The 68-year-old man convicted of robbing a downtown Chilliwack bank in 2017 is appealing his designation as a long-term offender.
Dean Evan Kinley was in jail since his arrest after robbing the Scotiabank across the street from the Chilliwack Law Courts on Oct. 10, 2017 until his sentencing in B.C. Supreme Court in February 2022.
He was convicted on Sept. 11, 2020 after a five-day trial.
In addition to the long-term offender designation, he was ordered to serve another year in jail followed by seven years under a long-term supervision order.
READ MORE: Chilliwack bank robber has ‘second thoughts’ about joint sentencing submission at last minute
Kinley’s hearing at the B.C. Court of Appeal is scheduled for Thursday (April 14).
At his sentencing in February, the court heard that Kinley has been convicted of 16 bank robberies and has spent 35 of the last 44 years in jail. After his last robbery sentence in 2011, he was warned by the judge that the next time he committed a robbery, his sentence would be “in the order of some of your more harsh sentences that you have received in your lifetime.”
Having served 1,587 days in custody since his arrest, Kinley was given the usual credit of 1.5-to-one so 2,381 days, or 6.5 years.
Crown counsel Henry Waldock asked Justice Sandra Wilkinson for a sentence of 12 to 24 months more in custody followed by a 10-year LTSO, the longest available under the law.

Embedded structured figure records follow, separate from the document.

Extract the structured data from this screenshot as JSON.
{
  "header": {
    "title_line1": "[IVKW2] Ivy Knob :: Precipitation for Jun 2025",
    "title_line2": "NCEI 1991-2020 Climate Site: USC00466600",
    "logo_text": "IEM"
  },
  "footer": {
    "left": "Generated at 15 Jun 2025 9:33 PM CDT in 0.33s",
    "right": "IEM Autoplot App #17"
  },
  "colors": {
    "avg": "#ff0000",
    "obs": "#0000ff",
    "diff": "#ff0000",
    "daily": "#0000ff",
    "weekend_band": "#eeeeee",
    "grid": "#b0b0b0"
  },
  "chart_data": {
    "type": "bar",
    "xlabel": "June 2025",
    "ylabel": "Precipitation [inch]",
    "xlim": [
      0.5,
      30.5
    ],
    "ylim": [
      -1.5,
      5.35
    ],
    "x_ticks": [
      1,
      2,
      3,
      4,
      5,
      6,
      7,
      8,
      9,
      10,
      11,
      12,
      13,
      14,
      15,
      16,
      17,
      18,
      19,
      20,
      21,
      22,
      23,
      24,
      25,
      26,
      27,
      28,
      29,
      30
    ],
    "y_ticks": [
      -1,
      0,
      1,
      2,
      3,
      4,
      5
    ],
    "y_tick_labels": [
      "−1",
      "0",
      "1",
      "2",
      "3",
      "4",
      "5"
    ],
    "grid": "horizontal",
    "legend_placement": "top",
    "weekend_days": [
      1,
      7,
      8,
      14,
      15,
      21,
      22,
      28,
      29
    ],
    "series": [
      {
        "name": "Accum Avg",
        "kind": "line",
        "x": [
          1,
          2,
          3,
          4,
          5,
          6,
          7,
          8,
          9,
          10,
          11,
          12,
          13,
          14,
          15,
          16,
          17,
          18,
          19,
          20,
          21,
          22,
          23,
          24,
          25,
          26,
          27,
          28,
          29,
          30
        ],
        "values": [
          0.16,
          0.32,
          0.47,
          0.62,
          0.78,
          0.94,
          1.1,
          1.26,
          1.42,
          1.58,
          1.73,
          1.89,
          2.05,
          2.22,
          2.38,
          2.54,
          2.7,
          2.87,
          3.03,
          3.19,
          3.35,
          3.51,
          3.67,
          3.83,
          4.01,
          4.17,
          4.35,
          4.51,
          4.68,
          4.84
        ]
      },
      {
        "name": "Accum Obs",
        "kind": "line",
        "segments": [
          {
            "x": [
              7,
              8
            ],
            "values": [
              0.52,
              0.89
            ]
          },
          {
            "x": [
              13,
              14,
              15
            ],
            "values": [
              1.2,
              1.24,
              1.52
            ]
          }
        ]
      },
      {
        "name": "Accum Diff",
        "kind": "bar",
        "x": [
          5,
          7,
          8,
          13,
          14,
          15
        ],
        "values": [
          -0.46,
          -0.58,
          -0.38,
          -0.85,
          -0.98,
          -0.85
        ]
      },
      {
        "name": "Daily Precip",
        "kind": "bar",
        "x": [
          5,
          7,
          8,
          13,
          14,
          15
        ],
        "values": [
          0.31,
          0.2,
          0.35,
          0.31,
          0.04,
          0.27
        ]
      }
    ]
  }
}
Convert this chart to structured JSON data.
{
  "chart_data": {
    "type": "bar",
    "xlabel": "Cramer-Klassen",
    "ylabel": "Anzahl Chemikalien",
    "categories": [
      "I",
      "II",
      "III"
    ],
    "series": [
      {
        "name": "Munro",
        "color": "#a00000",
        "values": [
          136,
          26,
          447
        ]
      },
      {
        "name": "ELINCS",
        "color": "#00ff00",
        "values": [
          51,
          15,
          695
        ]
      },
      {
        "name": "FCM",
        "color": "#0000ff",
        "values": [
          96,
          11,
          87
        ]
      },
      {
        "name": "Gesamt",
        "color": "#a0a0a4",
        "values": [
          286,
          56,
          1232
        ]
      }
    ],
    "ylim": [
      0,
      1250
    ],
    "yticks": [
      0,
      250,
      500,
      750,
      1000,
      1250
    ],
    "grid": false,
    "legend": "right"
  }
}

Kinley’s lawyer Paul McMurray opposed the long-term offender (LTO) designation, instead asked for three to five years of parole. The LTO is a step down from a dangerous offender designation, and is handed down when an offender “poses a substantial risk of reoffending and causing serious harm; and, there is a reasonable possibility they can eventually be controlled in the community.”